Chocolate shoppers kept it short and sweet

BRITISH chocolate maker Thorntons indicated that a Christmas rush for its confectionery had failed to materialise by revealing its sales performance had deteriorated.

Chocolate shoppers kept it short and sweet

Thorntons pointed the finger at the challenging retail climate in Britain for a 4.9% decline in like-for-like sales at its estate of 369 shops during the 26 weeks to Christmas Eve.

The figure was worse than the 4.4% fall for the first 15 weeks of the financial year reported by the company, which is still in talks over a possible takeover offer, at the time of its annual meeting in October.

Total sales, including sales of chocolates through supermarkets such as Tesco and Sainsbury’s, fell even more sharply - down 6.5% at €159.2 million over the six months compared with a 4.8% fall for the earlier period.

The update was designed to give investors a flavour of trading and Thorntons said a detailed statement “covering all sectors of the business” for the 28 weeks to January 7 would be made in a fortnight’s time.

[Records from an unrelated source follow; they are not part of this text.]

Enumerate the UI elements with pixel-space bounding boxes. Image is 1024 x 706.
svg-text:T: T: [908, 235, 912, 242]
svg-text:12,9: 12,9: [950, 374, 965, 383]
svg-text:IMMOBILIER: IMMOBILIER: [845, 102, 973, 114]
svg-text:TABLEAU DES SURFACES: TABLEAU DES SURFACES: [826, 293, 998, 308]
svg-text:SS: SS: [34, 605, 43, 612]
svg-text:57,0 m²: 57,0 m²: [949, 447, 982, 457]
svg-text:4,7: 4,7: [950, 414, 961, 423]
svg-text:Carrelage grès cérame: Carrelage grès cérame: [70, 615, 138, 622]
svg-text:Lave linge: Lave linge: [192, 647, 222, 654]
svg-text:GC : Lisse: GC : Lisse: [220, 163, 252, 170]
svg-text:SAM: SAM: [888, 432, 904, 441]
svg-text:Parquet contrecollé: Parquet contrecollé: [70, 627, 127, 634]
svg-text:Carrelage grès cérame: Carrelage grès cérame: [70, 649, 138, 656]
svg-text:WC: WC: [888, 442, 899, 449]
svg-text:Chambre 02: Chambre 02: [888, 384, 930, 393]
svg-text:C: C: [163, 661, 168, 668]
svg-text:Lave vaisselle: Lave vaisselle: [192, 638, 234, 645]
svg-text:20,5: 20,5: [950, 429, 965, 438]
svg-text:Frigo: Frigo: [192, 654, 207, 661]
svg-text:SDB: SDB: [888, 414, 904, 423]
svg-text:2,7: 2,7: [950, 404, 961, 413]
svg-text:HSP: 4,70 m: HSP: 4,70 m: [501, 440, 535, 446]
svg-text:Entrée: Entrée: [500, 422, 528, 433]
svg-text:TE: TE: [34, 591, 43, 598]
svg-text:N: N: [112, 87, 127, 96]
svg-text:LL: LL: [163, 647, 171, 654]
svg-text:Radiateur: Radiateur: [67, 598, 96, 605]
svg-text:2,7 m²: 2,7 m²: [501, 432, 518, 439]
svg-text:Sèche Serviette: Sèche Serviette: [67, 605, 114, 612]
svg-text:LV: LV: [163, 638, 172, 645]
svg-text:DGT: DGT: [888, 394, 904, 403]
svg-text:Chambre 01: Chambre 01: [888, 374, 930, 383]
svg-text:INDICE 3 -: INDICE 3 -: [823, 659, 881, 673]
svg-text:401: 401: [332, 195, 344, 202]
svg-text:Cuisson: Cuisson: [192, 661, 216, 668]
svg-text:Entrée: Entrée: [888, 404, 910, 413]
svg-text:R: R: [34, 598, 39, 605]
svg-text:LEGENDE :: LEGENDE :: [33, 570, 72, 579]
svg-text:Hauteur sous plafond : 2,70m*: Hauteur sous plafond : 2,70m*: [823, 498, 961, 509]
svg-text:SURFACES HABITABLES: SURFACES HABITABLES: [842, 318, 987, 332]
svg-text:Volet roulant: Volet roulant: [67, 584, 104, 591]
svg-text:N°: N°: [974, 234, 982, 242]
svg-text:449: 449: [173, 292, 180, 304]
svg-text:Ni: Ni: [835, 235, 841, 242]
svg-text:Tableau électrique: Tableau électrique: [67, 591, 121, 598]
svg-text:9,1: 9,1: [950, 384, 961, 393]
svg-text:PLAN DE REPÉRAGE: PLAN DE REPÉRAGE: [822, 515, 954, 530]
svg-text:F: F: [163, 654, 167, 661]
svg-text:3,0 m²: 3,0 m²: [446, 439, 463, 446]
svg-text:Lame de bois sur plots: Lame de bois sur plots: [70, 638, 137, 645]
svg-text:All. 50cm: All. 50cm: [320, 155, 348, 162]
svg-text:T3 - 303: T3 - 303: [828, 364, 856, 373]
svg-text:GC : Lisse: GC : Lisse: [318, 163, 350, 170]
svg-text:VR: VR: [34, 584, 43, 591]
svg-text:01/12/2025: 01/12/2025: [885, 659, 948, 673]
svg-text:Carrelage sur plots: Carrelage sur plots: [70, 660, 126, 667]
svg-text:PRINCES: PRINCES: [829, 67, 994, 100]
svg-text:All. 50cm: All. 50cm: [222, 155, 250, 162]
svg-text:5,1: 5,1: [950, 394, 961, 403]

Teather & Greenwood analyst David Stoddart expected to cut his earlier forecasts for annual pre-tax profits of £8.5m in the light of the update, but wanted more details on cost control and support for margins. Thorntons was not a so-called “destination store” and it was reliant on a busy high street and shoppers making impulse purchases. Based at Somercotes in Derbyshire, Thorntons makes about 60% of its first-half sales over Christmas. The company has more than 215 franchises in addition to its own stores.